I think I just proved that the HC-12 can work in a multi-unit network, if you can tolerate fairly slow timing. What I’ve done is connect my computer via a USB-to-serial converter to an HC-12. Mostly using software I wrote for an earlier project, I made the computer send a packet of 5 data bytes out of the port at 115.2KB, sending the packets 4 times a second. Let’s call that setup unit A.

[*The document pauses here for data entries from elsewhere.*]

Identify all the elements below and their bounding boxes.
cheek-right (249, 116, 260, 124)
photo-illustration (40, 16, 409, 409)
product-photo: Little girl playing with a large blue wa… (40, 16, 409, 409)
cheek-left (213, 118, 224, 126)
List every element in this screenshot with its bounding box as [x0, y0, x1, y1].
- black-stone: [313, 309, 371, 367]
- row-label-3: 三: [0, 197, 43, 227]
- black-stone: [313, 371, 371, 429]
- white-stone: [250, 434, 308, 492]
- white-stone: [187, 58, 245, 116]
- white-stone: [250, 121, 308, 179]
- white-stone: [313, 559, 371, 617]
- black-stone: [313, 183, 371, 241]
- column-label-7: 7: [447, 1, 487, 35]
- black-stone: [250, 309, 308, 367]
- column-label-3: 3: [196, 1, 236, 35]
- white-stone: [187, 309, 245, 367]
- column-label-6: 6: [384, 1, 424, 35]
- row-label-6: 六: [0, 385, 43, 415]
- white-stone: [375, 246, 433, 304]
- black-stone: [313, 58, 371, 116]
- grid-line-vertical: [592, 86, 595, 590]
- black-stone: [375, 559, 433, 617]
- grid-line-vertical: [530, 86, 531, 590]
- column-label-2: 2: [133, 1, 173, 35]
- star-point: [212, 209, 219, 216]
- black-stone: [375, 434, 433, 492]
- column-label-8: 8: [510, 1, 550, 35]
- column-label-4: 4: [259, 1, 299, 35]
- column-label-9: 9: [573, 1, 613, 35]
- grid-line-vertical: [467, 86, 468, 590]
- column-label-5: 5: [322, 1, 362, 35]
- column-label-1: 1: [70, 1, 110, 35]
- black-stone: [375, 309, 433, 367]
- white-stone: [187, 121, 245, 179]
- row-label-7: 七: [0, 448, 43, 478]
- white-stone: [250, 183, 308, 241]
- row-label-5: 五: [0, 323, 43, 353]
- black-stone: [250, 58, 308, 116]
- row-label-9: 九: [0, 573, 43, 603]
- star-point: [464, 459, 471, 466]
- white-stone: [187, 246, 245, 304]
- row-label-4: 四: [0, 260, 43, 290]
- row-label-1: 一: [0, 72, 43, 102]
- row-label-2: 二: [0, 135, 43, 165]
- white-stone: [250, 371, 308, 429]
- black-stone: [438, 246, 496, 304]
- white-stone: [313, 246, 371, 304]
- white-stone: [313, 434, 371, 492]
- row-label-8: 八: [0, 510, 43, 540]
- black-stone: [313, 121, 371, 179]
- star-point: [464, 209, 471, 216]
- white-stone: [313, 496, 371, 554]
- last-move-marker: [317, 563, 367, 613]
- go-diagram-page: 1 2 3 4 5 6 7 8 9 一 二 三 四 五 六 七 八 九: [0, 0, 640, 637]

Then upstairs, I put 2 HC-12’s side by side on a breadboard; let’s call them units B and C. Unit B is wired with RX and TX connected together, so it re-transmits anything it receives. Unit C isn’t wired to transmit anything; it’s just an “observer”. First of all, the packets that the computer sends via unit A are received back again from unit B, so I clearly have bidirectional communication. I connected a scope probe to the TX of unit C, and it shows the packet twice, exactly as one would expect: once transmitted by unit A downstairs, and then again by unit B. The lag between the two was quite consistent but quite lengthy, at 10msec.

What I think this shows is that the HC-12 devices don’t suffer any problems from multiple units in the same waveband, i.e. three of them can coexist. Also, although we’re told that they are half-duplex, that isn’t true as far as RX and TX are concerned; you can feed data into RX at the same time as receiving it on TX. (RX and TX here are in the frame of reference of the HC-12, and that’s the way they’re labeled on the circuit board.) I think it’s obvious that my unit C could transmit equally well as unit B, and its data would be received by unit A in the same way. I didn’t try making unit C re-transmit also, because unit B would receive the same data and would re-transmit it, and I’d get a single message bouncing between them forever! However, that 10msec lag between data being received, and the same unit being able to transmit, could well be a problem in actual use. It would depend on what the system requirements were.

• Mark Hughes 2016-11-09

That’s some mighty fine work John!  If you don’t mind me asking—what are you making with yours?  Sounds like you’re having a ton of fun!
Mark

• john p 2016-11-10

I’m in a model railroad club, and we use “cabs”, which are devices with which to control a train. Ours need 2-way communication, with a speed pot and a keypad for user input, and a display, a beeper and signal lights for feedback to the user. At present you designate one cab to run your train, and then you can plug it in at various points around the room, and your train keeps moving when you unplug your cab, and you can resume control when you reconnect. It would be more convenient, and safer, if the cabs could be radio-linked, so a train would never be out of the operator’s control. The reason I’ve been interested in master-slave operation is that I’m seeing this as a way to get all the cabs connected to one serial line, which is possible because the actual amount of data that’s involved isn’t very large. If each cab ended up connected to its own serial line, it might still work, but then we’d have to figure out a way to interface with each serial line separately, which is a little awkward. Yes, it’s definitely fun!

• Mark Hughes 2016-11-30

So, @john p, where are you with your project?  Are we going to take the model train community by storm?